Das Entgegenkommen der Anleihegläubiger hat aber nicht nur einen hohen Preis. Es erfolgt auch durchaus nicht aus altruistischen Motiven. Es geht um eine nüchterne Risikoabwägung: Geht die Adler Group pleite, verlieren die Gläubiger Geld. Wartet man länger auf die Rückzahlungen, ist das auch nicht ohne finanzielles Risiko, aber es besteht zumindest die Chance, dass – bildlich gesprochen – die Kuh, die man melken will, überleben kann. Die Finanzzusage einiger Gläubiger steht deswegen auch unter dem Vorbehalt eines positiven Sanierungsgutachtens. Ob die Sanierung des Konzerns bis 2025 gelingt und die nun, inklusive Zinsen, zugesagten über eine Milliarde Euro an zusätzlichen Mitteln auch vereinbarungsgemäß zurückgezahlt werden können, ist alles andere als sicher. Durch die aktuelle Krise der Immobilienwirtschaft sind Wertberichtigungen bei den zum Verkauf stehenden Immobilien der Adler Group unvermeidlich. Andererseits zwingt die nun mittelfristig gesicherte Liquidität auch nicht mehr zu Notverkäufen „um jeden Preis“. Adler ist damit durch potenzielle Käufer weniger erpressbar.

Für die Schnäppchenjäger, die darauf gehofft haben, sich aufgrund der Notlage des Unternehmens günstig aus den Adler-Beständen bedienen zu können, sind das nicht unbedingt gute Nachrichten.

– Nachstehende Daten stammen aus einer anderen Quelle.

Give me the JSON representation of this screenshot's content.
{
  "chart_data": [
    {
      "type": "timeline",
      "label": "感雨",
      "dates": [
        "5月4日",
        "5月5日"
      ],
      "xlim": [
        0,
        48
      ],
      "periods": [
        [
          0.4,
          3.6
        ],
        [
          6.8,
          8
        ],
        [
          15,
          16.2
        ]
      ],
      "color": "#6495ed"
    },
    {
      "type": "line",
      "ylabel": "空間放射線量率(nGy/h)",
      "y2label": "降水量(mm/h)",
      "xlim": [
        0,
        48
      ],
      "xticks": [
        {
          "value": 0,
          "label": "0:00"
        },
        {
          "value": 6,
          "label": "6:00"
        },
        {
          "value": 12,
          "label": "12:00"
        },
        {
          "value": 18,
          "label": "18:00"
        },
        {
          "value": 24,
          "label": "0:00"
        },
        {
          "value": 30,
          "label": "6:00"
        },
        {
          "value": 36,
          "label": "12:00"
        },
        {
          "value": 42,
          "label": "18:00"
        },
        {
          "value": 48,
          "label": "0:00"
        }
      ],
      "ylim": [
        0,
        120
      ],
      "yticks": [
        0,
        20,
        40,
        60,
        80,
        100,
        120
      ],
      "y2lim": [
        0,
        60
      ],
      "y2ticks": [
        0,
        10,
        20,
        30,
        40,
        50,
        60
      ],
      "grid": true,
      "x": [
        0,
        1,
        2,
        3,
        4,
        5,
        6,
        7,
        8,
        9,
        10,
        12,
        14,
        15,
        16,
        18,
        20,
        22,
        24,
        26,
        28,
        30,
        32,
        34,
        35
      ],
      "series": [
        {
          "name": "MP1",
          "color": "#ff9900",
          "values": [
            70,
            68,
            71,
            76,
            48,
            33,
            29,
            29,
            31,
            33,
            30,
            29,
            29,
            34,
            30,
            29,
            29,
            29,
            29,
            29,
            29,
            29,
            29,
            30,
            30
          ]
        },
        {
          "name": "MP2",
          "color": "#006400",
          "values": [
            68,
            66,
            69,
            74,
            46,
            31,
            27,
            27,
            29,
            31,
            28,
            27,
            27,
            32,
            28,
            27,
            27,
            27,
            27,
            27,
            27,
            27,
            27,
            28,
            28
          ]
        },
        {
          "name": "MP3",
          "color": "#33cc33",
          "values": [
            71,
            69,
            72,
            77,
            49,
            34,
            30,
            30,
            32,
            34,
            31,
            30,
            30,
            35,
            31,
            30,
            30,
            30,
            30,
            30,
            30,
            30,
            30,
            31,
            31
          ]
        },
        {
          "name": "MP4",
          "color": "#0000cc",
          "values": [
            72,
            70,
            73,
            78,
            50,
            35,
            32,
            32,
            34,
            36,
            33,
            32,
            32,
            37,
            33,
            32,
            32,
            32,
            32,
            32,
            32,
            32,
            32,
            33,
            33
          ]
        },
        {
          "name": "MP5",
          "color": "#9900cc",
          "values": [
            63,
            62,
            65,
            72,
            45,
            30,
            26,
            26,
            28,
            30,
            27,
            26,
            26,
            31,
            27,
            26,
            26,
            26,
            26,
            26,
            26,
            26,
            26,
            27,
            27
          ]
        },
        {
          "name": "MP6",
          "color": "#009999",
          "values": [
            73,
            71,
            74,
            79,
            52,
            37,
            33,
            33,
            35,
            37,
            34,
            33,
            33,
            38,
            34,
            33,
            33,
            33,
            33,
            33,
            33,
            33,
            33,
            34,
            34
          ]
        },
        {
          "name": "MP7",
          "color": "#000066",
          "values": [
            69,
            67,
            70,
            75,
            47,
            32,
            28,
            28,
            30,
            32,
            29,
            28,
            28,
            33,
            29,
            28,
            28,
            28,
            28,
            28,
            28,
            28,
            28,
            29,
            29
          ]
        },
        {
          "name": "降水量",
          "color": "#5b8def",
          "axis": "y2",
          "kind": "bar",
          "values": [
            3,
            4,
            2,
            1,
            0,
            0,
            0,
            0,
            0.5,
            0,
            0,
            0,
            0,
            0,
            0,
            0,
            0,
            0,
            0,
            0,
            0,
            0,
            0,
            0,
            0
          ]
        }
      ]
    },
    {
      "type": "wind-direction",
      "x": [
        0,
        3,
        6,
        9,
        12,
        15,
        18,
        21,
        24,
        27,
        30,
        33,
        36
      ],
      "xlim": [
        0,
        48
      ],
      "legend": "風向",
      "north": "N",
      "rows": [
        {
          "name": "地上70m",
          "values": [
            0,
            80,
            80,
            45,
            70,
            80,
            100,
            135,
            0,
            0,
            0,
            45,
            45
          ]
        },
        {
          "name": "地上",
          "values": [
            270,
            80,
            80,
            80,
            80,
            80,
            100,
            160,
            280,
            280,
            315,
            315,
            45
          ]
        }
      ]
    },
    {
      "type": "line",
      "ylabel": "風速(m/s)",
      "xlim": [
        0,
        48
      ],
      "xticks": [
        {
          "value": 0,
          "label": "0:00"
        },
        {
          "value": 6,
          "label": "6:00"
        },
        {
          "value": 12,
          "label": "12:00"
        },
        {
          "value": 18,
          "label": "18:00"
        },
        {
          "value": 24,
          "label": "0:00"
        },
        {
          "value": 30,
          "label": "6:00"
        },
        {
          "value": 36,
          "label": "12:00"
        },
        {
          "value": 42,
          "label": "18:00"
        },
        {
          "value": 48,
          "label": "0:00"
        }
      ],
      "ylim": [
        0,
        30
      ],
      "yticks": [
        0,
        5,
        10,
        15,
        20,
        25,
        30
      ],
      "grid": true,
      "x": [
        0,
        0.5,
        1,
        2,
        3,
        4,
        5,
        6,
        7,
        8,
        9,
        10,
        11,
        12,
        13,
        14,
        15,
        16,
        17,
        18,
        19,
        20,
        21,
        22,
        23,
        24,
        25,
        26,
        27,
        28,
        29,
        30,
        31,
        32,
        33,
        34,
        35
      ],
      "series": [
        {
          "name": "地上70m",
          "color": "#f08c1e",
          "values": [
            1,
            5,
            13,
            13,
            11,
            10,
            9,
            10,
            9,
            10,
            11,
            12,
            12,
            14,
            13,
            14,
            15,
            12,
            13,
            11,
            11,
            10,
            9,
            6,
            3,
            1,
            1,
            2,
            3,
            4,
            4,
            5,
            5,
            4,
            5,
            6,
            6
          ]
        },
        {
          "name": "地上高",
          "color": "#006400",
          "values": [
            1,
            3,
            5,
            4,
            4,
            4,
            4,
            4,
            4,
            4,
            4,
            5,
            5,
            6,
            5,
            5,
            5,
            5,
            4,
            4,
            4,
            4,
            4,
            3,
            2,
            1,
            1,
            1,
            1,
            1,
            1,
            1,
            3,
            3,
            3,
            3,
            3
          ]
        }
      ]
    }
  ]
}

Ob in Düsseldorf etwa Catella für den Rückkauf der Grand-Central Anteile von Adler, auf die man sich schon in einer Absichtserklärung grundsätzlich verständigt hat, nicht doch mehr als die 110 Mio. € zahlen muss, die man 2019 für den Verkauf erhalten hatte (Catella hat das als „ausgeschlossen“ bezeichnet), muss sich noch zeigen. Ähnliches gilt auch für den geplanten Verkauf des Mehrheitsanteils an dem Tochterunternehmen Brack Capital, zu dem die Projekte Glasmacherviertel, Grafental und Zauberberg gehören. Was mit den noch gar nicht begonnen oder nur zum Teil fertiggestellten Wohnungsbauprojekten der Adler Group weiter geschehen wird, ist derzeit völlig ungewiss. Sicher ist nur, dass sich die Adler Group durch den Deal mit wichtigen Gläubigern Zeit bis maximal 2025 gekauft hat. Ob eine tragfähige Sanierung des Konzerns bis dahin gelingt, steht aber in den Sternen. Die Pleite ist nur vertagt. Vom Tisch ist sie nicht.